Abstract

ABSTRACTChronic pain is increasingly recognized as an undesirable outcome after surgery. Predicting risk of postoperative chronic pain, as well as chronic pain prevention or treatment, requires understanding of the processes underlying its development. Quantitative sensory testing research over the last decade has made it possible to start understanding the alterations in central pain processing associated with chronic pain and its development. Chronic pain syndromes are typically characterized by a pronociceptive state of pain processing, e.g., generalized hyperalgesia as a sign of supraspinal central sensitization and poor inhibitory or even facilitatory descending modulation. In the perioperative context, development and progression of chronic pain are accompanied by signs congruent with a shift towards a pronociceptive state.
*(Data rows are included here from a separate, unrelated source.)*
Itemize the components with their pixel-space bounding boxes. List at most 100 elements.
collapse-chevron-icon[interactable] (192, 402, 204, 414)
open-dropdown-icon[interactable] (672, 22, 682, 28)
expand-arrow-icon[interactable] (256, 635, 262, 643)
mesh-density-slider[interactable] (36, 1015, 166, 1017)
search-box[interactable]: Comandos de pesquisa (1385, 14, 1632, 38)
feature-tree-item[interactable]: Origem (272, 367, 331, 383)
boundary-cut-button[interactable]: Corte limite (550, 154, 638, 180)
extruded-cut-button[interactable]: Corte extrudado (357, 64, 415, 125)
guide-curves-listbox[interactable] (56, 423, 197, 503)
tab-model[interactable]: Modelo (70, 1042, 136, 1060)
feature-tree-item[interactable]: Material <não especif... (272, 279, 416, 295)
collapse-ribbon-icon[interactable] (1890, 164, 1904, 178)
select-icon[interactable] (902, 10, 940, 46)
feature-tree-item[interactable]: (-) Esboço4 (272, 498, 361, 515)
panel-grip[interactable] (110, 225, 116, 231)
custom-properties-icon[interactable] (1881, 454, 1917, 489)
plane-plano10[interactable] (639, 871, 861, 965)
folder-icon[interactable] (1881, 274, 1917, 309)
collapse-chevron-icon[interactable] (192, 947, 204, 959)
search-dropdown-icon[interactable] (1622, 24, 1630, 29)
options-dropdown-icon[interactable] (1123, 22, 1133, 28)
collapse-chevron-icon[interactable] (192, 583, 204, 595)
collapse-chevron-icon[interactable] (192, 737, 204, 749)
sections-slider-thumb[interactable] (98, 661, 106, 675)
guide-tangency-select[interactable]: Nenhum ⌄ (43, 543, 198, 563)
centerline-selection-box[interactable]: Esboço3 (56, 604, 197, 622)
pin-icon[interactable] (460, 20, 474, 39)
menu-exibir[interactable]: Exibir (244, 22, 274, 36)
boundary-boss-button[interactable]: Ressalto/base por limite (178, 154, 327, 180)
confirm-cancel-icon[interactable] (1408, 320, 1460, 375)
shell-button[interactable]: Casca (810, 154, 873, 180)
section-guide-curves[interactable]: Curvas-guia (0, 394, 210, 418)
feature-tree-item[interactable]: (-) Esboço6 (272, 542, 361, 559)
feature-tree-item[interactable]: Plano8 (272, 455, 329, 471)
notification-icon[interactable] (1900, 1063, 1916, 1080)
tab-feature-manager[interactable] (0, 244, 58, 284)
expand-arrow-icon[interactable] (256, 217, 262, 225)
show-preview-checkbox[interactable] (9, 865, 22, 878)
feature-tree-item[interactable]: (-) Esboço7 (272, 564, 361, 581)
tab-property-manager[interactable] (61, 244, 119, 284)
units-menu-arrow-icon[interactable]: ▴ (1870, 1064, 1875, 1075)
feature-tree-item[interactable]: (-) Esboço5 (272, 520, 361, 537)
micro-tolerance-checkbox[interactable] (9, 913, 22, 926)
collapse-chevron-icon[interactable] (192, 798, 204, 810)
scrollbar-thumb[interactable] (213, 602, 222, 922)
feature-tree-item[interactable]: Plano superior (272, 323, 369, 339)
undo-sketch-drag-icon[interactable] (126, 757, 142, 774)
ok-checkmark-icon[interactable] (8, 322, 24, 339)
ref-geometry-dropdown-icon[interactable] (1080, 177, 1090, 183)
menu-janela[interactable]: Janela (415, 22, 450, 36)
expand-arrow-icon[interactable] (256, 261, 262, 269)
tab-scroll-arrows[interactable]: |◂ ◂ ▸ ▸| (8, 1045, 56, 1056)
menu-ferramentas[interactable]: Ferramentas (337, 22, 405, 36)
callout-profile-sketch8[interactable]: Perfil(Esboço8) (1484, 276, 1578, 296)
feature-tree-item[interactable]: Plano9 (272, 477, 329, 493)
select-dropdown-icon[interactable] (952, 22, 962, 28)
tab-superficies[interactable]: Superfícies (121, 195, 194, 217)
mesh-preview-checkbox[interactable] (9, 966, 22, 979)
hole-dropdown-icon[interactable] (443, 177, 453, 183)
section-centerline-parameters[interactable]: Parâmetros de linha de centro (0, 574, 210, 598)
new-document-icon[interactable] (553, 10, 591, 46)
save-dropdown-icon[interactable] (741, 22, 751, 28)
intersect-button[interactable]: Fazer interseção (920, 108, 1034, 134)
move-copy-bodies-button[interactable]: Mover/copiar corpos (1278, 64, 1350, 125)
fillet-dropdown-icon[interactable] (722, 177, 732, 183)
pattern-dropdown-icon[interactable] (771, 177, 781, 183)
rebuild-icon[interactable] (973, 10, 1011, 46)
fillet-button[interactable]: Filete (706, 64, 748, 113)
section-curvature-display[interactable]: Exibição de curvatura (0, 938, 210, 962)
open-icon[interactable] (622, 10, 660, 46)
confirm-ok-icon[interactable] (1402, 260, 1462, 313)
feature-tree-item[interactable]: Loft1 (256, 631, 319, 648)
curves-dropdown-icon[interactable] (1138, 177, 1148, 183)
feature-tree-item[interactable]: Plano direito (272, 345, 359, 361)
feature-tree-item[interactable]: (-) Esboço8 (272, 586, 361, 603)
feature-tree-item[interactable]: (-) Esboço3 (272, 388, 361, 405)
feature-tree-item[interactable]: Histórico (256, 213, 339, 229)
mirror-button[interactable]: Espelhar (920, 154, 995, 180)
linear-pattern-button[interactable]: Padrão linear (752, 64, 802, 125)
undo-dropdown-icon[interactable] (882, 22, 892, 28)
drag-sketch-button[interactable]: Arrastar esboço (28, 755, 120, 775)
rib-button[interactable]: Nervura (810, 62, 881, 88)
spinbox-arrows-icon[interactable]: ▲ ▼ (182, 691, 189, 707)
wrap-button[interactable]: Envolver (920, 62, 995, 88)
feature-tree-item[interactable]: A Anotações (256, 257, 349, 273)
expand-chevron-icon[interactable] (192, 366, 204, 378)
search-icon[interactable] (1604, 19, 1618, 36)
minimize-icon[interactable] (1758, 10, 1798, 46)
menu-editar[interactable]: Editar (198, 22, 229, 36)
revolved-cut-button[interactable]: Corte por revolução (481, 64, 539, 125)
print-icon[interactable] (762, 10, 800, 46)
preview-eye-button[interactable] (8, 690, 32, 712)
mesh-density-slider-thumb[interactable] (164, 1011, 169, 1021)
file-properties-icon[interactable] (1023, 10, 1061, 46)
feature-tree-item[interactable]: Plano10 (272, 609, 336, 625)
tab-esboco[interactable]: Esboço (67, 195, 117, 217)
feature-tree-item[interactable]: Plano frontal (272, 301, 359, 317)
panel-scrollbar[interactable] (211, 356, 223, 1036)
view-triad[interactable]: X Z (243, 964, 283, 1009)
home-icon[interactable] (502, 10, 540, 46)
Preoperatively, hyperalgesia and poor descending inhibitory modulation appear to increase the risk of subsequent chronic pain. Postoperatively, abnormal persistence and spread of hyperalgesia, compatible with rostral neuraxial spread of central sensitization, are increasingly linked to the development and progression of chronic pain. These findings, which need further confirmation, suggest that perioperative quantitative sensory testing of pain sensitivity and pain modulation has the potential to become a valuable clinical tool for assessing risk of chronic pain development and for managing its prevention and treatment.